The decision was met with overwhelming public support. Of course Wall Street and certain of its pundits were not as pleased. According to Sinek, “one Illinois-based sales and marketing consultant pointed out that the decision translated into seven hundred packs of cigarettes a week per store that would now be sold by some other retailer, adding that ‘retailers know that winning the adult tobacco consumer generates incremental sales from ancillary purchases during the same visit.’”

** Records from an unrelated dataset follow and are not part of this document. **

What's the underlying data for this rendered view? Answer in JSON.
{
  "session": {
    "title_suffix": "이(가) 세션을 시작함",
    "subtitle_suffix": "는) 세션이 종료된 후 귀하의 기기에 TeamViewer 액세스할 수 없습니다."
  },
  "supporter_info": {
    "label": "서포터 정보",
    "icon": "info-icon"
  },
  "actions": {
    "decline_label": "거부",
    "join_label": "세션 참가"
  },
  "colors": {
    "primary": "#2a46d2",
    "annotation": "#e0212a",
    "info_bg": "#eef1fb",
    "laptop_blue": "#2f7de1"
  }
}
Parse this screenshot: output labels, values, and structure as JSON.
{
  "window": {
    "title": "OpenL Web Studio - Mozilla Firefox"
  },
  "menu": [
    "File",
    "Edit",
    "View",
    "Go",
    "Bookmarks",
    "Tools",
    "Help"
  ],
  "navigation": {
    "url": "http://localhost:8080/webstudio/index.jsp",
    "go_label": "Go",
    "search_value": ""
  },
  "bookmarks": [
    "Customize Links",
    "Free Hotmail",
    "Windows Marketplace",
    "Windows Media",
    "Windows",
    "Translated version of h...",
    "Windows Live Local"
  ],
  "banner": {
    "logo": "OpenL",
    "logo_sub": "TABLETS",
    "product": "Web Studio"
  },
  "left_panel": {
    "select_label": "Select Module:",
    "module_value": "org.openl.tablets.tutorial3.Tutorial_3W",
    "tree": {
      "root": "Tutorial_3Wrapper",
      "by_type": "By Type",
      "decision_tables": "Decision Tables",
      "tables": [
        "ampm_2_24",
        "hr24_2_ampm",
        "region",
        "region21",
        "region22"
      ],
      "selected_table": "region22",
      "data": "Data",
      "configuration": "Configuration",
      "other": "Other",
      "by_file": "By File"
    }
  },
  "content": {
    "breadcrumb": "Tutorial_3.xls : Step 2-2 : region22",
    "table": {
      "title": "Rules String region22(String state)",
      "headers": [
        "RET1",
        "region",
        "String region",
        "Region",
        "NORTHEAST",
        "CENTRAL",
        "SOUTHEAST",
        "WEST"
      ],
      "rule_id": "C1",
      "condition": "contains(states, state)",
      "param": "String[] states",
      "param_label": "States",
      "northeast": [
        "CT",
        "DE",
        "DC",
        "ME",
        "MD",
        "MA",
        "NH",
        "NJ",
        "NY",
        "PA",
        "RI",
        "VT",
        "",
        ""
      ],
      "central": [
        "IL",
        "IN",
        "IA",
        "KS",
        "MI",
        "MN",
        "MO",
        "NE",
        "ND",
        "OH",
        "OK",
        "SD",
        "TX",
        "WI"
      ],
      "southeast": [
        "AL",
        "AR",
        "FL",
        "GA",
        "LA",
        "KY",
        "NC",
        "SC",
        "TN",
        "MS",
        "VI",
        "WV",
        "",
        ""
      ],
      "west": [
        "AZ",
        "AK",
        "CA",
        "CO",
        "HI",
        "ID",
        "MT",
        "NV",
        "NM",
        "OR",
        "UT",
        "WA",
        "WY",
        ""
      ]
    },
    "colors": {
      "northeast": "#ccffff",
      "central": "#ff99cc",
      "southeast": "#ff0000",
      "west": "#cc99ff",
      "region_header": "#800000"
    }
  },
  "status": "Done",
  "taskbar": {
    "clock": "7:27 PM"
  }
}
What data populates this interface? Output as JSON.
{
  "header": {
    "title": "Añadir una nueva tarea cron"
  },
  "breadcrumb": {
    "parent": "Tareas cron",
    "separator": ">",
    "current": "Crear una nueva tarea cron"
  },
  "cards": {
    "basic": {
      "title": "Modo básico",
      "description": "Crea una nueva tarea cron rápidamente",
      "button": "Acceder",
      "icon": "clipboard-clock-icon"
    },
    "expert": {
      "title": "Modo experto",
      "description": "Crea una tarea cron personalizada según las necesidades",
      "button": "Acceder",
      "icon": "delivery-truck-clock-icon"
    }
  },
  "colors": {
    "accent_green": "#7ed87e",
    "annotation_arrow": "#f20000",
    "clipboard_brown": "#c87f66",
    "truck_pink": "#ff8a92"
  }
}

What happened next is predictable only be those who truly understand the nature of the Infinite Game. As related by Sinek:

The total sale of cigarettes actually decreased. An independent study commissioned by CVS to see the impact of their decision showed that overall cigarette sales dropped by 1 percent across all retailers in the states where CVS had a 15 percent market share or greater. In those states, the average smoker bought five fewer packs of cigarettes, which totaled 95 million fewer packs sold over an eight-month period. On the other hand, the number of nicotine patches sold increased by 4 percent in the period immediately after CVS stopped selling cigarettes, indicating that CVS’s decision actually encouraged smokers to quit. As for the lost revenue, other purpose-driven companies who previously refused to do business with CVS also took notice. Companies like Irwin Naturals and New Chapter vitamins and supplements, whose products are available at Whole Foods and other specialty health stores, finally agreed to allow CVS to carry their products, too. A move that allowed CVS to offer a greater selection of high-quality brands to their customers and open new sources of income. When a company with the stated Cause of helping people live healthier lives made a courageous decision to deliver on that purpose, not only did it help make Americans a little healthier, but it also had a positive impact on overall sales at their pharmacies.…. Indeed…CVS’s stock price did fall 1 percent the day after the announcement, from $66.11 to $65.44 per share. Only to recover the very next day. A year and a half after the announcement and eight months after the plan was implemented, the stock hit $113.65 per share, double what it had been before the announcement—and a record high for the company.

 

Well, it’s a great story isn’t it? But it also depicts how much is required to lead an Infinite Game for an organization. The good news is that, although this kind of leadership can be very difficult, at times, it is not required (or even suggested) that Infinite Game leaders go it alone. As Sinek, points out:

In every case I wrote about to demonstrate the Courage to Lead, the hard decisions were not made by great women and great men. They are done by great partnerships. Great teams. Great people who stood together with deep trust and common cause. Like a world-famous trapeze artist would never attempt a brand-new death-defying act for the first time without a net, neither can we find the courage to lead without the help of others. Those who believe what we believe are our net. Courageous Leaders are strong because they know they don’t have all the answers and they don’t have total control. They do, however, have each other and a Just Cause to guide them….The Courage to Lead begets the Courage to Lead.